Penerapan Syariat Islam Kafah, Solusi Tuntas untuk Akhiri Pandemi

Permasalahan pandemi ini sejatinya memang tidak bisa diselesaikan dengan solusi tambal sulam. Namun, justru diperlukan solusi sistemik yang mampu menyelesaikan seluruh permasalahan ini hingga ke akarnya. Mengapa hanya syariat Islam yang benar-benar mampu menjadi solusi? Semua itu dikembalikan kepada hal filosofis bahwasannya Islam adalah sebagai mabda yang sahih, dimana sumber aturannya lahir dari Sang Pencipta, Allah SWT. Hal ini menjadi sebuah jaminan bahwa solusi yang ditawarkan tidak akan membawa kepada kesengsaraan.

Karantina wilayah secara syar’i yang diterapkan oleh kekhilafah Islam terdahulu di wilayah pertama kali wabah tersebut muncul menunjukkan kesiap-siagaan dari penguasa dalam menangani wabah. Ketika menerapkan aturan tersebut, negara menjamin pelayanan kesehatan termasuk penyediaan obat secara gratis bagi seluruh lapisan masyarakat tanpa tebang pilih. Begitupun negara akan menerapkan seperangkat tata kelola penanganan pandemi secara cepat dan tepat. Hal tersebut semata-mata dilakukan karena dorongan ketaatan kepada Allah SWT. 
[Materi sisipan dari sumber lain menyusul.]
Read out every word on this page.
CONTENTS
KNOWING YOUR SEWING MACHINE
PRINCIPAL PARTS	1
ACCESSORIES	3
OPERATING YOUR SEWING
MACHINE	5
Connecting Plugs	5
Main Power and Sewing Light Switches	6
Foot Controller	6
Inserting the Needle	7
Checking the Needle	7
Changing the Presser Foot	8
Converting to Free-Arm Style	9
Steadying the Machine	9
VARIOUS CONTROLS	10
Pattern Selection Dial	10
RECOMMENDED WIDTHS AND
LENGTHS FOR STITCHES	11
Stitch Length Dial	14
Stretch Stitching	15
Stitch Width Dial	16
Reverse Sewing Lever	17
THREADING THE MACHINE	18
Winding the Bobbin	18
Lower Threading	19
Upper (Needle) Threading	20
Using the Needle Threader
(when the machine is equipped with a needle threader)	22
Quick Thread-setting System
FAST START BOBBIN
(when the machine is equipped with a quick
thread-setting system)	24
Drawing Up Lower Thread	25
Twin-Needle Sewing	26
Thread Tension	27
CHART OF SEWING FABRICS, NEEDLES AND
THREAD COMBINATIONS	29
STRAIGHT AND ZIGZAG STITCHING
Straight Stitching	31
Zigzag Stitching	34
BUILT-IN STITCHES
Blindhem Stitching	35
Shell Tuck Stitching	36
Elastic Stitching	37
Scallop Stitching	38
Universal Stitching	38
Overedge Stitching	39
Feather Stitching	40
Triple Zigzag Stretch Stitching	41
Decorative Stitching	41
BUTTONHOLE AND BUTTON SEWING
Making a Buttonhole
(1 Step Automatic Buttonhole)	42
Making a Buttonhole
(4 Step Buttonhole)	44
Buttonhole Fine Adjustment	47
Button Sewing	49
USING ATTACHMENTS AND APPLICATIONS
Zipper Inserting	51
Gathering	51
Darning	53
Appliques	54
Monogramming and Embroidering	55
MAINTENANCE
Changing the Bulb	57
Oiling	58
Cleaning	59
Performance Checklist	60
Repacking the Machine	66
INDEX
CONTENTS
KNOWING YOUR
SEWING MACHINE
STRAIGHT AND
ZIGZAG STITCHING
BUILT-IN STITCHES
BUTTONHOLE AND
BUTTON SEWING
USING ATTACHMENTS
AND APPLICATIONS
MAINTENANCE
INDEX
Konsekuensi dari dilakukannya karantina wilayah adalah penanganan pandemi di fokuskan untuk mengisolasi dan melakukan pengobatan untuk masyarakat yang sakit. Pemisahan yang sakit dan yang sehat penting agar tidak terjadi penyebaran penyakit lebih meluas lagi. Rasulullah Saw bersabada: “Janganlah kalian mencampurkan orang yang sakit dengan yang sehat”. (HR. Bukhari)

Imam al-Bukhari meriwayatkan di dalam sahihnya dari Usamah bin Zaid dari Nabi SAW, beliau bersabda, “Jika kamu mendengar wabah di suatu wilayah, maka janganlah kalian memasukinya. Tapi jika terjadi wabah di tempat kamu berada, maka jangan tinggalkan tempat itu.” Bagi orang-orang yang sehat di wilayah yang tidak terjangkit bisa tetap melanjutkan pekerjaan mereka. Lockdown secara syar’i ini akan mencegah imported case yang telah memicu meluasnya wabah ke seluruh dunia dengan cepat. Dengan demikian, kegiatan ekonomi dan sosial masyarakat bisa berlanjut seperti biasa sehingga tidak melumpuhkan ekonomi.

Gambaran penanganan pandemi pada masa kekhilafahan ini menunjukkan bahwa Islam memberikan perhatian penuh terhadap kesehatan dan keselamatan jiwa manusia. Rasulullah saw.bersabda: “Hilangnya dunia, lebih ringan bagi Allah dibanding terbunuhnya seorang mukmin tanpa hak.” (HR.Nasa’i)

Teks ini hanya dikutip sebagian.